Reintroductions and Deportations March and April
Soon, the United States and Europe became new sources for introductions to other countries. Dozens of Guatemalans sent on deportation flights from the U.S. later tested positive for the virus, and coronaviruses carrying mutations that arose in Europe have been reintroduced to Asia.
A Slow-Mutating Virus
At this point in the pandemic, coronavirus genomes with 10 or fewer mutations are common, and only a small number have over 20 mutations — which is still less than a tenth of a percent of the genome.
Over time, viruses can evolve into new strains — in other words, viral lineages that are significantly different from each other. Since January, researchers have sequenced many thousands of SARS-CoV-2 genomes and tracked all the mutations that have arisen. So far, they haven’t found compelling evidence that the mutations have had a significant change in how the virus affects us.

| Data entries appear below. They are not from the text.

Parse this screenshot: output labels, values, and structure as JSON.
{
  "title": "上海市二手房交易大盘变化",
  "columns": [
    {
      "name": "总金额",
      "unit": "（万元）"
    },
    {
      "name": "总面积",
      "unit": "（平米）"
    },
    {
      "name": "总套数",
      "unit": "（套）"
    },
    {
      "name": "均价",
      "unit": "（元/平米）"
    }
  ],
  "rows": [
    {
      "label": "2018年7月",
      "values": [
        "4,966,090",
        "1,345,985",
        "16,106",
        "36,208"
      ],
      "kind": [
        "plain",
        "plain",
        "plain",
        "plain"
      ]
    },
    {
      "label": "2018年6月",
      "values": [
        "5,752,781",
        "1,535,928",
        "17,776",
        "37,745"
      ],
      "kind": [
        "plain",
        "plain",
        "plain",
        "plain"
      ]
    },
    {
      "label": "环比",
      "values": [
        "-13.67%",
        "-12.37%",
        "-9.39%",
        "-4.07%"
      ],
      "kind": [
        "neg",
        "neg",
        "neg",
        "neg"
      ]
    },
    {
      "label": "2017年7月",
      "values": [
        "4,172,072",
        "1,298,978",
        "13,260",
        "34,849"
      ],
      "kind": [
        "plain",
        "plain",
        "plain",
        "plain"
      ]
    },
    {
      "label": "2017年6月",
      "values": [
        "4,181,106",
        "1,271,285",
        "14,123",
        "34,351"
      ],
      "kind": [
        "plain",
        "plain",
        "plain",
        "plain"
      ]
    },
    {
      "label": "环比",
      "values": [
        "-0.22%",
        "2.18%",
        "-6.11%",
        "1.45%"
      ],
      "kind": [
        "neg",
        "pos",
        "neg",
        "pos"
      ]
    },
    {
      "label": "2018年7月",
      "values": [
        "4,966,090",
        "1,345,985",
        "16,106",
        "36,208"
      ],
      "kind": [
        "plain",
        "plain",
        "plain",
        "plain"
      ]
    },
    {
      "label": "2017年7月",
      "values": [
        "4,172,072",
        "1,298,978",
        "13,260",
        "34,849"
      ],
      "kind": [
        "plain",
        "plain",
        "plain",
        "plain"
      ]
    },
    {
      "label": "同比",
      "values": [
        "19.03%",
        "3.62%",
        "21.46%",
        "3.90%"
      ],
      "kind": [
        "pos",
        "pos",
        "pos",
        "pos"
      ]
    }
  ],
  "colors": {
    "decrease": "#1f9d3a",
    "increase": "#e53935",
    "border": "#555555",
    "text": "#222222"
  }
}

In fact, researchers have found that the coronavirus is mutating relatively slowly compared to some other RNA viruses, in part because virus proteins acting as proofreaders are able to fix some mistakes. Each month, a lineage of coronaviruses might acquire only two single-letter mutations.
In the future, the coronavirus may pick up some mutations that help it evade our immune systems. But the slow mutation rate of the coronavirus means that these changes will emerge over the course of years.
That bodes well for vaccines currently in development for Covid-19. If people get vaccinated in 2021 against the new coronavirus, they may well enjoy a protection that lasts for years.
What We Don’t Know
Researchers have only sequenced a tiny fraction of the coronaviruses that now infect over three million people worldwide.
Sequencing more genomes will uncover more chapters in the virus’s history, and scientists are particularly eager to study mutations from regions where few genomes have been sequenced, such as Africa and South America.